GRC News – December 2023

December 19, 2023


We are pleased to distribute the December 2023 issue of the GRC News.

GRC Director Andrew Wister's Foreword:

As Director of the Simon Fraser University Gerontology Research Centre (GRC), I am delighted to share with you the December 2023, Volume 42, Issue 2 of the GRC News. I want to begin my message by extending warm Holiday Wishes to the wide-ranging Gerontology community, comprised of SFU students, faculty, research and support staff, and administration; community members working in the field; seniors and organizations serving older adults; government personnel; our many benefactors; and those working in the private sector to meet the diverse needs of older people. This issue continues to highlight a number of activities celebrating the 40th anniversary of the GRC (1982) and department (1983), in particular, the Ellen Gee Memorial Lecture. We spotlight a number of research and community outreach activities carried out by GRC members and gerontology faculty, research staff, and students.

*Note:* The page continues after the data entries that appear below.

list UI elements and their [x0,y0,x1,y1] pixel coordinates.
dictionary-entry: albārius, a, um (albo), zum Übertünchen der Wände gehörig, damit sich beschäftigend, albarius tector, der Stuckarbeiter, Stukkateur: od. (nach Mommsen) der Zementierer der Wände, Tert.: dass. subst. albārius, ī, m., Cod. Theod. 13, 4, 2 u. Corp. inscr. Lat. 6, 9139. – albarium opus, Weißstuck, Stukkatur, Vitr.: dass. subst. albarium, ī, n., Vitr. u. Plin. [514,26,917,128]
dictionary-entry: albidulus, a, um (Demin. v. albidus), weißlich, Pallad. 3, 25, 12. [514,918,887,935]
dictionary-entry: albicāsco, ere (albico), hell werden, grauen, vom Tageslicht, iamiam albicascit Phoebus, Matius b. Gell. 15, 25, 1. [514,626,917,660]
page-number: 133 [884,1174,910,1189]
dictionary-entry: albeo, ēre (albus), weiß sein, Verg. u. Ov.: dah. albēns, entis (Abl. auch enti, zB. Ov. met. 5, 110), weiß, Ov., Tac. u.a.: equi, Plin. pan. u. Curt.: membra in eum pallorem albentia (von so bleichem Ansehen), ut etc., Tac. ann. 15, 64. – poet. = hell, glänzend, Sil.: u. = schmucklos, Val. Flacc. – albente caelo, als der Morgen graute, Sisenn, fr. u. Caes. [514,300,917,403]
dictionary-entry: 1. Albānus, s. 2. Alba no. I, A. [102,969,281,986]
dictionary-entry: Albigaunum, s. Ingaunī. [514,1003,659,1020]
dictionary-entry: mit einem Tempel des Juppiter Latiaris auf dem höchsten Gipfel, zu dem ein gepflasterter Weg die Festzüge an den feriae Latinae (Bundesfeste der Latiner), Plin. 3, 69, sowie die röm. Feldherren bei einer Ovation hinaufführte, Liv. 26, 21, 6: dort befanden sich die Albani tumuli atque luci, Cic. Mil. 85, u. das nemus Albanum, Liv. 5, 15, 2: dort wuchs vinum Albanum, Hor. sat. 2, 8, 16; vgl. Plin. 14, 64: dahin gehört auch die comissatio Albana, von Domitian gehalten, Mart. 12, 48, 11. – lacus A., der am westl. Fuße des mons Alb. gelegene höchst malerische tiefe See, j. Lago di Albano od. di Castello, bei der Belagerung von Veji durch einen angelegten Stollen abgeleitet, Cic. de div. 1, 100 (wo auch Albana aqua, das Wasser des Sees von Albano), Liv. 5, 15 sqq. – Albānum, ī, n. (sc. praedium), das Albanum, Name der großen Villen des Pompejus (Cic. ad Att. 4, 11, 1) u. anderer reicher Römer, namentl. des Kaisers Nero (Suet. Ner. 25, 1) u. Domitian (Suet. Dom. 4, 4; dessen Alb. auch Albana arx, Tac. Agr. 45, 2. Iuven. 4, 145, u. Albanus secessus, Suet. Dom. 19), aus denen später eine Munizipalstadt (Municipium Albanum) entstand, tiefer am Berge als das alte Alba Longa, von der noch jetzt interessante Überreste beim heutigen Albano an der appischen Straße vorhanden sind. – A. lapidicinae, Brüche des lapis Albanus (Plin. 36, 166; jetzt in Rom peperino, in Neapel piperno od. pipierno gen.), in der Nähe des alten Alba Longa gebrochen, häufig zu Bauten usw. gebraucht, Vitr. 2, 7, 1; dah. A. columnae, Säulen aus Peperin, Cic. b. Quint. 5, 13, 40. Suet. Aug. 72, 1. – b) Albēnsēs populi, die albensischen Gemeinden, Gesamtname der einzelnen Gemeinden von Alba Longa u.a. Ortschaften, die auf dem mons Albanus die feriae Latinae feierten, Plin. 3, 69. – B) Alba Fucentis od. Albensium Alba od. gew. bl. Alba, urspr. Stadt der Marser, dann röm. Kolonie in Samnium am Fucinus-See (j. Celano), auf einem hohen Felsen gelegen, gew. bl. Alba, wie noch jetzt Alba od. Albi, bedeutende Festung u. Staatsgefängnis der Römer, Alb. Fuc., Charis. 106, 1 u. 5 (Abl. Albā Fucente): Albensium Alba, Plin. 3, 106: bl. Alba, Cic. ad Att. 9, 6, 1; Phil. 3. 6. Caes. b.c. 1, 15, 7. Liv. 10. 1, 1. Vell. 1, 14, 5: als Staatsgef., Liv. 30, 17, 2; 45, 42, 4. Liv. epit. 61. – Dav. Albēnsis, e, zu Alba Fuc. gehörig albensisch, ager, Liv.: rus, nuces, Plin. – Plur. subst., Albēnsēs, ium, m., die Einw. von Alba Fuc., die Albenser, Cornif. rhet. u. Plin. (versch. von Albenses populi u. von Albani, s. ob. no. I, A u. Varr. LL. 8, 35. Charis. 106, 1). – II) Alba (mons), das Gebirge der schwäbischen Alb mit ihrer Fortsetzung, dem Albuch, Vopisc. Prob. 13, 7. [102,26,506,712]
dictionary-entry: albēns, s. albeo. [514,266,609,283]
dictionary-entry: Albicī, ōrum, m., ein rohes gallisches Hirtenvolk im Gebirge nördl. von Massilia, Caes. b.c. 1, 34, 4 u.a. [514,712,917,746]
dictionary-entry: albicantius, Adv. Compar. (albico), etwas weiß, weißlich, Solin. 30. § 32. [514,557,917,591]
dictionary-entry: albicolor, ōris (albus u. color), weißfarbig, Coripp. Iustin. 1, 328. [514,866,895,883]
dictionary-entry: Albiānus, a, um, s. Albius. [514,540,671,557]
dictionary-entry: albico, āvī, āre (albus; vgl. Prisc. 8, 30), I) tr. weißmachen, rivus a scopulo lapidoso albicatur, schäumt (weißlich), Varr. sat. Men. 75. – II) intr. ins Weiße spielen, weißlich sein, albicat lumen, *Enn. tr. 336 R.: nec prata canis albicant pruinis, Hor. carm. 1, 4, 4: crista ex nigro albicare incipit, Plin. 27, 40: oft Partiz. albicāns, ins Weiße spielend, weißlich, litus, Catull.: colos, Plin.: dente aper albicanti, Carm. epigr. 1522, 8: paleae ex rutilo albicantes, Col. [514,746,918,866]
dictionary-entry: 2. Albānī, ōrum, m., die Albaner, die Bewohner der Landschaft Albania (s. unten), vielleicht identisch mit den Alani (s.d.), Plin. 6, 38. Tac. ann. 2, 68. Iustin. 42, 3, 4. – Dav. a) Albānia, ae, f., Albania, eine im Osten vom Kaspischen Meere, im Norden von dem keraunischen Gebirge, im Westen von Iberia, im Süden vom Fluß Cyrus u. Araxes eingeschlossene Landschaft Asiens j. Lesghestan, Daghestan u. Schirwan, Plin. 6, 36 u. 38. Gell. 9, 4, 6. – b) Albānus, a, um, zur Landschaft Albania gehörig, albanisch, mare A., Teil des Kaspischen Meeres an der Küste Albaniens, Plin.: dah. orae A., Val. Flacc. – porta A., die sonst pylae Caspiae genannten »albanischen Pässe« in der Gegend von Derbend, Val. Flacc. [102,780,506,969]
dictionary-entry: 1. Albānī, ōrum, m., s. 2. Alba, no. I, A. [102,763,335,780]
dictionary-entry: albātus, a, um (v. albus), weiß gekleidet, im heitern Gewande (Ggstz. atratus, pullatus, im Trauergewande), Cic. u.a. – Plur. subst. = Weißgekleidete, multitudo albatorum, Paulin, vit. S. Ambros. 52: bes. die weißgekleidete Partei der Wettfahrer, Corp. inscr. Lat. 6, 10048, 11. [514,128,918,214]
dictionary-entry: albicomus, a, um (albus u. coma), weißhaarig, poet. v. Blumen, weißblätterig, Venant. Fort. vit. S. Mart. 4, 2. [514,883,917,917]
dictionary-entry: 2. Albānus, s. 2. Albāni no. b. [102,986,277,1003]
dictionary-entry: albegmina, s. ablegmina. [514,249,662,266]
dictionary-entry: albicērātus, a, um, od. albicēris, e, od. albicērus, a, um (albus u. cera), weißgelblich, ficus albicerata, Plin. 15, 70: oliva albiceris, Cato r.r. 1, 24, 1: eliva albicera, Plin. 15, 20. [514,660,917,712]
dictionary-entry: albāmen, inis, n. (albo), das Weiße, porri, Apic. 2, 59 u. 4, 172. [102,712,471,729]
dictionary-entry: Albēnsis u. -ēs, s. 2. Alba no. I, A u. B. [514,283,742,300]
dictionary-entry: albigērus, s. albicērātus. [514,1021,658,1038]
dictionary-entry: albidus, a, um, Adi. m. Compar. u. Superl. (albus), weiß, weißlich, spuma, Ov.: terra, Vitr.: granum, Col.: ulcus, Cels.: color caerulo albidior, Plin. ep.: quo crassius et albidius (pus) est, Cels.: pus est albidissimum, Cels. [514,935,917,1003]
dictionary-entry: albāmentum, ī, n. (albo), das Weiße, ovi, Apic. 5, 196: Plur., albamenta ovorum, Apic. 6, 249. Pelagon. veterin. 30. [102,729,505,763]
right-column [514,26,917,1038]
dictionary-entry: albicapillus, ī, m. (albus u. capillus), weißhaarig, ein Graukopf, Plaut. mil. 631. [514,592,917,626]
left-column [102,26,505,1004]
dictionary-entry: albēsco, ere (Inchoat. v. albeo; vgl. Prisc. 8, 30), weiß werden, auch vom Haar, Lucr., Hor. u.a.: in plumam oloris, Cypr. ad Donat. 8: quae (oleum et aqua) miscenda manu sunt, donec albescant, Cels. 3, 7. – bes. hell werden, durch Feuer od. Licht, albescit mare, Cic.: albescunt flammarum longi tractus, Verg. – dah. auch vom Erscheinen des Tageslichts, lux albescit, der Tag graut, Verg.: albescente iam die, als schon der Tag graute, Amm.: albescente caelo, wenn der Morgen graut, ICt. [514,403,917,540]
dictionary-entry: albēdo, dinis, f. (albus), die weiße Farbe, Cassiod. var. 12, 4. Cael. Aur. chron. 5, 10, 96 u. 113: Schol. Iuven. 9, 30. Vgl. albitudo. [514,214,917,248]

The GRC members and department had a very strong presence at the Canadian Association on Gerontology Annual Scientific and Educational Meeting held in Toronto ON, October 26-28, 2023; and the Gerontological Society of America Meeting held in Tampa Bay, FL, November 8-12, 2023. Additionally, the newest post-doctoral fellow of the GRC, Julie Beadle, is interviewed about their research program in hearing loss, social isolation and cognition among older adults. We also recognize several of our benefactors in this newsletter, who we are deeply indebted for their continued support of the research, teaching and outreach activities of the GRC and department. We look back at 2023 with both positive and negative emotions. While the world continues to recover from the pandemic and attempts to address issues that were exposed, such as deficiencies in our long-term care system in Canada, we continue to be challenged by systemic problems. Global conflict, economic problems, ageism, and the erosion of tolerance of diversity, to name a few, compromise the well-being of older people, and the communities and societies in which we all live. Simon Fraser University’s Gerontology Research Centre is committed to our mission of enhancing the health and well-being of older people through research, training, and knowledge dissemination via well-established community connections. I hope that you enjoy this issue of the GRC News.